Quelques images pour le plaisir des yeux
Mais la série ne serait, bien entendu, rien sans ses personnages. Si l’histoire se centre prioritairement sur Ben et Justin, les deux personnages principaux et antagonistes, ils sont entourés d’un grand nombre d’autres protagonistes, tous aussi solidement plantés et attachants les uns que les autres (du moins pour la plupart, je ne toucherai certains autres qu’avec une perche de six mètres à la main). Personnellement, mon préféré est le nain Samson, le directeur adjoint de la troupe, à la fois bourru et généreux, et surtout totalement dévoué au troupeau d’hurluberlus qu’il a sous sa garde. Mais j’aime également Sofie, la voyante à l’esprit lourd de trop de secrets, Jonesy, le chef-manœuvrier au grand cœur, Ruthie, la charmeuse de serpent et… En fait, en y réfléchissant bien, je ne pense pas qu’il y ait des personnages que je n’aime pas dans cette série, ce qui est assez exceptionnel en soit.

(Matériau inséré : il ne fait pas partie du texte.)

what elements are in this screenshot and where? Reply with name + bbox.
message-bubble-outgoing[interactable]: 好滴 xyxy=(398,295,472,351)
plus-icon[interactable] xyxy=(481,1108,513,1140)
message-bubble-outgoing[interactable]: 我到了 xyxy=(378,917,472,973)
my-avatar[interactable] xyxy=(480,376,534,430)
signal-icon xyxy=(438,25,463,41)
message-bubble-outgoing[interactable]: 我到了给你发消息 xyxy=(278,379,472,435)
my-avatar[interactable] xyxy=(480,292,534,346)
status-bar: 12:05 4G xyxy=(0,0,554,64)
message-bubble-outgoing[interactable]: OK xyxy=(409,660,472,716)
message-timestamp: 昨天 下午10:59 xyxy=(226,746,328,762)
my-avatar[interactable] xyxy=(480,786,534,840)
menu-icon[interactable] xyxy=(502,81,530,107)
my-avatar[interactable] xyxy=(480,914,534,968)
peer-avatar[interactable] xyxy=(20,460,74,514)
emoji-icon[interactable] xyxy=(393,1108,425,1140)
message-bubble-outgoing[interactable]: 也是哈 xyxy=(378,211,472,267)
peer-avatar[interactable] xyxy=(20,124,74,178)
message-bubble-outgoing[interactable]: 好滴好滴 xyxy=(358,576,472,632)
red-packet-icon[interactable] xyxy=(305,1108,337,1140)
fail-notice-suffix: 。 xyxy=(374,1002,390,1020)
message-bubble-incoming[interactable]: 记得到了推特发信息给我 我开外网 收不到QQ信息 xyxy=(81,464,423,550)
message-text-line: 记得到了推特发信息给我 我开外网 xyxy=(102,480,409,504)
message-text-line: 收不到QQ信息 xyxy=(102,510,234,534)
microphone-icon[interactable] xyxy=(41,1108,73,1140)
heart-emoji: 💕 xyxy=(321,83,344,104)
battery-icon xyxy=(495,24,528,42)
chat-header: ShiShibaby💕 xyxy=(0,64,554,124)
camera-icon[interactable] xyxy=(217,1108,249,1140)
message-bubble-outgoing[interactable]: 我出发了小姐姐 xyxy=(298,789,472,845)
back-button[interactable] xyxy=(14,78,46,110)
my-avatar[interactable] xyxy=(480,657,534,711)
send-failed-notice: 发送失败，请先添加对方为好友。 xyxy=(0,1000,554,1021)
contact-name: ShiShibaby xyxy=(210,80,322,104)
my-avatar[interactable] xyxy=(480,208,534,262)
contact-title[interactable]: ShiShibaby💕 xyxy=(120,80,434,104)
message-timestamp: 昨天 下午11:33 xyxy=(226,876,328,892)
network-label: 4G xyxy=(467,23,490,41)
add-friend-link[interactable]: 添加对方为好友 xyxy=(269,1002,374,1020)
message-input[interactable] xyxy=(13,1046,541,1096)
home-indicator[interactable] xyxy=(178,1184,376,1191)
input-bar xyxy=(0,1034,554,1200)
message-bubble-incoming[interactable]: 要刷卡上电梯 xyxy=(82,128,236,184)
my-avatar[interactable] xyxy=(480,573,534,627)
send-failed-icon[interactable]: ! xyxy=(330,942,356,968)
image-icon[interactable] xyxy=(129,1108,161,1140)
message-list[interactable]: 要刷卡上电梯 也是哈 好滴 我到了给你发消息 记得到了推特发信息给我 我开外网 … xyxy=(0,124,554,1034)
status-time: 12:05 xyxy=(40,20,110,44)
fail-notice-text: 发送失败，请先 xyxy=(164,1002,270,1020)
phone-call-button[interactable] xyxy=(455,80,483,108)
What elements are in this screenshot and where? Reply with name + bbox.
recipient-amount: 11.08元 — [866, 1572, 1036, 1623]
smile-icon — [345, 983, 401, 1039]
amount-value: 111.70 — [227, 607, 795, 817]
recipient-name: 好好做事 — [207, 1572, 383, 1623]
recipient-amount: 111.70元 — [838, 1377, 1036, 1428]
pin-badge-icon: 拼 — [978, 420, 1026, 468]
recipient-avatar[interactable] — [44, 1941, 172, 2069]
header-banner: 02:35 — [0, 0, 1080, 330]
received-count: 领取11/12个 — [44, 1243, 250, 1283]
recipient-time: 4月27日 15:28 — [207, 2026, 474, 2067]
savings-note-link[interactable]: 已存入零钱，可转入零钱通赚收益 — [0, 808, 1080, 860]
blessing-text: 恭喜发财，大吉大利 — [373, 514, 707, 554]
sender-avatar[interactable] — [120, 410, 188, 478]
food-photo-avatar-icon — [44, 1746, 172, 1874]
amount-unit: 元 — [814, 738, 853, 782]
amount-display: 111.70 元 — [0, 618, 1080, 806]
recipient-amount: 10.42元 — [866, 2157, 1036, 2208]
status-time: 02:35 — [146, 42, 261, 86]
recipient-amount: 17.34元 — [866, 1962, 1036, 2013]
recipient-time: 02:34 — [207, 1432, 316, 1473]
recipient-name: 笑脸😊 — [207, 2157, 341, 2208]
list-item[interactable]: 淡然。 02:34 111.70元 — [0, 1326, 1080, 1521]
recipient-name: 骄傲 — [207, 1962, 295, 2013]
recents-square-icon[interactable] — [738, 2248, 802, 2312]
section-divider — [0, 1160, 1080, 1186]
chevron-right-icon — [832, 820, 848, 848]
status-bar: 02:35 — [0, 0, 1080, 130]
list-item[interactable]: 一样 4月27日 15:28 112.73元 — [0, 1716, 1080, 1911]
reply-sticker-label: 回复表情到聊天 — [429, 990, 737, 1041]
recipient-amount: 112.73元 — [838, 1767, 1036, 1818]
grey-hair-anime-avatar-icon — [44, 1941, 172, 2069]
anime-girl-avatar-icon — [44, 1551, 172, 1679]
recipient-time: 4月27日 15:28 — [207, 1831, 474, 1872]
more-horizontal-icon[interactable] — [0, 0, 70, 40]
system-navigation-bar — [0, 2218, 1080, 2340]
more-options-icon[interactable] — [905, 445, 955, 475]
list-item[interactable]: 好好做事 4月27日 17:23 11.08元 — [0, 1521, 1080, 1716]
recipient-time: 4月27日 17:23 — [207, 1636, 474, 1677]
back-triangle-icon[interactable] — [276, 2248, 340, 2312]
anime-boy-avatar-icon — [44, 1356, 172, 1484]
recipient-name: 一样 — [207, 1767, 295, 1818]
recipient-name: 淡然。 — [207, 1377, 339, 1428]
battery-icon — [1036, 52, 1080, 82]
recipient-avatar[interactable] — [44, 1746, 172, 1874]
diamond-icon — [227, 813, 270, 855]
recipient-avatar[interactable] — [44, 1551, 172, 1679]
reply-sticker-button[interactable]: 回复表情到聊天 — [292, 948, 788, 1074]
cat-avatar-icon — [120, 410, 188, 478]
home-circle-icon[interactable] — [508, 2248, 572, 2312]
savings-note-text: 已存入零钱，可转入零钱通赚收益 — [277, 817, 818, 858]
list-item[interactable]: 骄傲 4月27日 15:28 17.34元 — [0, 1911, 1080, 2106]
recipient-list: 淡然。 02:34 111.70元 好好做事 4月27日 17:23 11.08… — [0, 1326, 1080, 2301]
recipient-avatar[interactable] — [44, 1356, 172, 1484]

Inutile de dire que tous les acteurs sont impeccables, même si je dois reconnaître être particulièrement impressionné par la performance de Clancy Brown incarnant le très inquiétant frère Justin. Cela faisait longtemps qu’un acteur n’avait pas réussi à me faire autant flipper à la télévision…
Foutu public…
Alors, tout est parfait dans le meilleur des mondes ? Ben non. Chaque série a ses défauts et si « Carnivàle » n’en a qu’un seul à mes yeux, il est hélas majeur : cette série se finit bien trop vite. Le créateur, Daniel Knauf, avait initialement prévu de diviser son histoire en trois actes, chacun durant deux saisons. Les audiences étant insuffisantes et la série coûtant les yeux de la tête, HBO a décidé d’annuler « Carnivàle » après seulement deux saisons, ce qui sera toujours un des péchés capitaux que je reprocherai à cette chaîne dont je suis pourtant une fan acharnée. Certains critiques américains jugeaient la série trop originale - mais, bon sang, comme peut-on reprocher à une série d’être « trop originale » ?
Ne vous y trompez pas : les deux saisons de « Carnivàle » se suffisent tout à fait à elles-mêmes et la fin est superbe, mais quand je pense au potentiel qu’avait cette série et à l’ambition qu’elle déployait, je ne peux m’empêcher de grincer des dents. On finit la série avec l’impression d’avoir vu le prologue de quelque chose d’énorme, tout en sachant que l’on ne découvrira jamais la suite… Pour une fois qu’un scénariste de série TV donnait l’impression de savoir vraiment où il menait sa barque. Sigh.
Mais ne boudons pas notre plaisir. Vous voulez de la magie ? Vous voulez du rêve ? Du cauchemar ? N’hésitez pas et montez dans la caravane ! Le voyage se terminera bien assez tôt.